Named for the sound these little vehicles make, tuk tuks are taxis in Southern Asia. They have a small motorcycle motor, 3 wheels, a front seat for the driver and a rear seat for passengers. I doubt you could get one licensed and insured for use in the US. However, they move people, their shopping and hoards of tourists every day. 

Drivers make money if they do a lot of runs. How do they manage this? Easy. They drive like crazy people. They go around other vehicles if they find a millimeter of space. They pass busses, cars and even loaded trucks going uphill. They also pass other tuk tuks. I was riding in one the other day when my driver passed a tuk tuk that was passing a third tuk tuk. Double line in the middle of the road indicates a challenge. Can you get around the vehicle in front of you without crashing into what might be coming ahead? 

For me the worst part if this is that tourists need to negotiate the fare before getting into the tuk tuk. This involves a wholly unreasonable figure on the part of the driver while the tourist names a much lower one with the hopes of coming to an agreement. It’s a good idea to get out of the vehicle before you pay so that you can hand over the agreed amount of money and make a speedy get away.

The other day I caught a glimpse of a bride dressed in a red and gold saree, flowers in her lap, flanked by two other women.
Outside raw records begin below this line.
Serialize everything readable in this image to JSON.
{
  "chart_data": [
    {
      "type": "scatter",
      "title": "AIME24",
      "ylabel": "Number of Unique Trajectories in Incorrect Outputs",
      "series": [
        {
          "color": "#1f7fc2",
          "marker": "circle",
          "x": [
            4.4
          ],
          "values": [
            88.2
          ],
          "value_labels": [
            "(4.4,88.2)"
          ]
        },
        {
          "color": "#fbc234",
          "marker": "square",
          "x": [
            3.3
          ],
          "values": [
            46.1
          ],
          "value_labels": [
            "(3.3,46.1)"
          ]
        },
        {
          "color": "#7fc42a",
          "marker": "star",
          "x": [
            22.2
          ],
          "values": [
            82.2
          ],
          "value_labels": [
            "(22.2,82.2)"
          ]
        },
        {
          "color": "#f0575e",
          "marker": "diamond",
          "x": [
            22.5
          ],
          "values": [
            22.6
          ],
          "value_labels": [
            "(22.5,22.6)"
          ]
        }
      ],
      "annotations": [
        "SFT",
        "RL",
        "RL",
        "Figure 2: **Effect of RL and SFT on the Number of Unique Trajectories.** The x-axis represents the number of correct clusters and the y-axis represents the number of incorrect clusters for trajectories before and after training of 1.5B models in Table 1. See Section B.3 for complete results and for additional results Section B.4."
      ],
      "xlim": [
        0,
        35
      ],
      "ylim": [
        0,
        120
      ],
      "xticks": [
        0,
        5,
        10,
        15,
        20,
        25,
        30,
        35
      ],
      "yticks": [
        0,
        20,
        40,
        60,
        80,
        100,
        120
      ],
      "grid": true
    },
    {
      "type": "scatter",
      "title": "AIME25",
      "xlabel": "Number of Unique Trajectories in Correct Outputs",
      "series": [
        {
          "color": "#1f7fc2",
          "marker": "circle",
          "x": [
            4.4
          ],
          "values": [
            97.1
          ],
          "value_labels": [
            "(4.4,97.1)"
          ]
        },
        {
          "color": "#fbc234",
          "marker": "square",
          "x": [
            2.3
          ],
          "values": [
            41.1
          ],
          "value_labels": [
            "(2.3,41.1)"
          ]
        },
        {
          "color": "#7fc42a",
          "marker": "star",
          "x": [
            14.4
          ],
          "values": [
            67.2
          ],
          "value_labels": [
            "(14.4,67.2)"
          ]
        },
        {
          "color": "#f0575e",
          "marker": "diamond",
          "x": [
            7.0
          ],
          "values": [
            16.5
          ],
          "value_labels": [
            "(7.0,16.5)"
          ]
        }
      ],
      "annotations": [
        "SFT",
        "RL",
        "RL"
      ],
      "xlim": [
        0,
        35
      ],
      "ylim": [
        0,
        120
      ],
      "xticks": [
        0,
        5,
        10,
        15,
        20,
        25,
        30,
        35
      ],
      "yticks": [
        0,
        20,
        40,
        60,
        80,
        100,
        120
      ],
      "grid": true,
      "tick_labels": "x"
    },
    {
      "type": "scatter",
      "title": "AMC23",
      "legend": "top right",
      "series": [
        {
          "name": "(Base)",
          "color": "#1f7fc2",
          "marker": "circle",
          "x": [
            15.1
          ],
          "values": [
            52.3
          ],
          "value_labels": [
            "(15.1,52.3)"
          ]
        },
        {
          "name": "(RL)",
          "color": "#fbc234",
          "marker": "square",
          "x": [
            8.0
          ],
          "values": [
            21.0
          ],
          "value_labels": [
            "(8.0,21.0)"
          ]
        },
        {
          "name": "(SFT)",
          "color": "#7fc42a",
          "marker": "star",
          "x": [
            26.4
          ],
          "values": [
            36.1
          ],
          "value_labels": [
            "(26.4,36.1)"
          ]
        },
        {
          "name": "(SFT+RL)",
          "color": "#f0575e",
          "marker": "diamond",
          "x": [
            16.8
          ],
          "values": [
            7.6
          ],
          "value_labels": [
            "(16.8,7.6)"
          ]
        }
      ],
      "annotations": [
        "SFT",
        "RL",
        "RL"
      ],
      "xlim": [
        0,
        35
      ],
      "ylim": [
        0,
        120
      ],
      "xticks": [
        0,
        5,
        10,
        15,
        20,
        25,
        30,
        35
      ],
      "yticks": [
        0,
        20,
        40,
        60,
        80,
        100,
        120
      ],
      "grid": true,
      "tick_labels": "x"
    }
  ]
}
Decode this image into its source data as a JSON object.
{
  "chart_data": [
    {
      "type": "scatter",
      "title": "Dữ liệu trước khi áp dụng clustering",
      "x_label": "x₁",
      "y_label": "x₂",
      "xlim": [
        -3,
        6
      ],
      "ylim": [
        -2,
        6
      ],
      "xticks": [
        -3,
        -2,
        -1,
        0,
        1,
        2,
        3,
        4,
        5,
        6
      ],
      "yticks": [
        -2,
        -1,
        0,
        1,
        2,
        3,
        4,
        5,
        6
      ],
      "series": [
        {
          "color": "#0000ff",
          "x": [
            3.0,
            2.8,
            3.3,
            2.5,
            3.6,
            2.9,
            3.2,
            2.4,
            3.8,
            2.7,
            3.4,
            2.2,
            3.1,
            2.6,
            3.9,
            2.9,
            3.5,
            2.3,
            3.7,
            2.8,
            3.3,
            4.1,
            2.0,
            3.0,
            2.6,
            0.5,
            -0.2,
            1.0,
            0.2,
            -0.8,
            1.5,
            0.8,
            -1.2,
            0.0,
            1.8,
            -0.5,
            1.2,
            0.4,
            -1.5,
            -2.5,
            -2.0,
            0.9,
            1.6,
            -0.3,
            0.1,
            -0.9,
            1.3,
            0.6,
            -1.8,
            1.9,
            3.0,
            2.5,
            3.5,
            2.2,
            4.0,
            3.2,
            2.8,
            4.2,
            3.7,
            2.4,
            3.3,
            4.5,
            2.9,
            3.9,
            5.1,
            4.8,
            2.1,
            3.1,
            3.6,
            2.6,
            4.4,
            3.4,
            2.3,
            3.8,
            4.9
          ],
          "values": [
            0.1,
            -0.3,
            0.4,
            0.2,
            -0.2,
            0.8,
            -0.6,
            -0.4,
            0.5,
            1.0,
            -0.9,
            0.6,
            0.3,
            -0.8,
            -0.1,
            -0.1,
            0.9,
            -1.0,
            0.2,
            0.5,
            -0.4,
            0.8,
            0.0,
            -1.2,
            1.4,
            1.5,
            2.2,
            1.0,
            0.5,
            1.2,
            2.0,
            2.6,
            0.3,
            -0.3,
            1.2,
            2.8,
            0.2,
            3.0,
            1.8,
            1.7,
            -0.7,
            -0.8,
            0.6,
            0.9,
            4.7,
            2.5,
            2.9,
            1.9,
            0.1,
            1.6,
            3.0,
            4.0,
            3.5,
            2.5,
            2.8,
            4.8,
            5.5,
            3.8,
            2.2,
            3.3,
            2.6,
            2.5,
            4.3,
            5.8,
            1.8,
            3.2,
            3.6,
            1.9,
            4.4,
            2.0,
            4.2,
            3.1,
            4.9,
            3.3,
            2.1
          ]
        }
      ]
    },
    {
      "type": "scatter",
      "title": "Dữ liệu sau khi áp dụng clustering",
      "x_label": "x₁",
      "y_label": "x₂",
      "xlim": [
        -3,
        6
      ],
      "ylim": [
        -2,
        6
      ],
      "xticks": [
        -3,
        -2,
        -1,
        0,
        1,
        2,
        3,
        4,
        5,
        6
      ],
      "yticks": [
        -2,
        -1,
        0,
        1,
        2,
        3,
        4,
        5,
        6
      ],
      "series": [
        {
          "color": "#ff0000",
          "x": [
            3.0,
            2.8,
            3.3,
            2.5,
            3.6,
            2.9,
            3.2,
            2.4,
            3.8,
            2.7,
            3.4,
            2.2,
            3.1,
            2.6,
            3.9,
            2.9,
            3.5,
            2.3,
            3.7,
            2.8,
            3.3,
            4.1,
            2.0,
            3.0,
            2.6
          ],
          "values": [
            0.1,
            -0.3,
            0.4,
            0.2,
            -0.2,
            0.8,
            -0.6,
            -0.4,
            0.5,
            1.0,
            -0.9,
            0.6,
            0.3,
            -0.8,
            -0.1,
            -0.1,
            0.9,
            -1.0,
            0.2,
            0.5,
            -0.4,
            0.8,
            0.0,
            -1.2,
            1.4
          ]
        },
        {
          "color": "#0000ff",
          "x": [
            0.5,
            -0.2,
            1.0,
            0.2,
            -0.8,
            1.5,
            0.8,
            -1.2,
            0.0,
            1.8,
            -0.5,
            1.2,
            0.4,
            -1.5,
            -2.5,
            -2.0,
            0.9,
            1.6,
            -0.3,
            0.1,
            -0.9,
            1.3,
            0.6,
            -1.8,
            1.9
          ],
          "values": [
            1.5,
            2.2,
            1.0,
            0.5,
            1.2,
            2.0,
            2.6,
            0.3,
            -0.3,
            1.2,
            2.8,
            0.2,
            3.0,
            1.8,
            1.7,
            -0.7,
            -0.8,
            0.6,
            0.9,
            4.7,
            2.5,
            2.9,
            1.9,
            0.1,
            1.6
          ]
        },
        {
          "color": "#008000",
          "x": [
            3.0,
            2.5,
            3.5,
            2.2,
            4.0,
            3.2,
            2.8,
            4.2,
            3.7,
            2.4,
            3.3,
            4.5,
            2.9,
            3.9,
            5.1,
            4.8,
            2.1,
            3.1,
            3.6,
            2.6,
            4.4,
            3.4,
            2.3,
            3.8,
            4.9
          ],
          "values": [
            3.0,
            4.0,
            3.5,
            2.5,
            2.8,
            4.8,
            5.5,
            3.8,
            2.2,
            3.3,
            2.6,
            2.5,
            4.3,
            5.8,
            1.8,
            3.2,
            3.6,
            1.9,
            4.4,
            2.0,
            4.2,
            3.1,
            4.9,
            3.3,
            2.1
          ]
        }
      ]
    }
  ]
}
The tuk tuk wasn’t decorated for the occasion. Just making a run to drop off the bride for her wedding.

About the size of a Smart car, but zippier!

How many can you count in this photo?


This was my driver negotiating a very narrow winding street with lots of oncoming traffic. 

Today I rode a tuk tuk from the main railway station in Colombo to a bus station in the suburbs on the southeast side of the city. I planned to take an air conditioned bus to Galle, a 75 minute ride on the southern expressway. The tuk tuk driver actually, and start the eye ball raising now, suggested he drive me instead of taking the bus. I politely turned him down.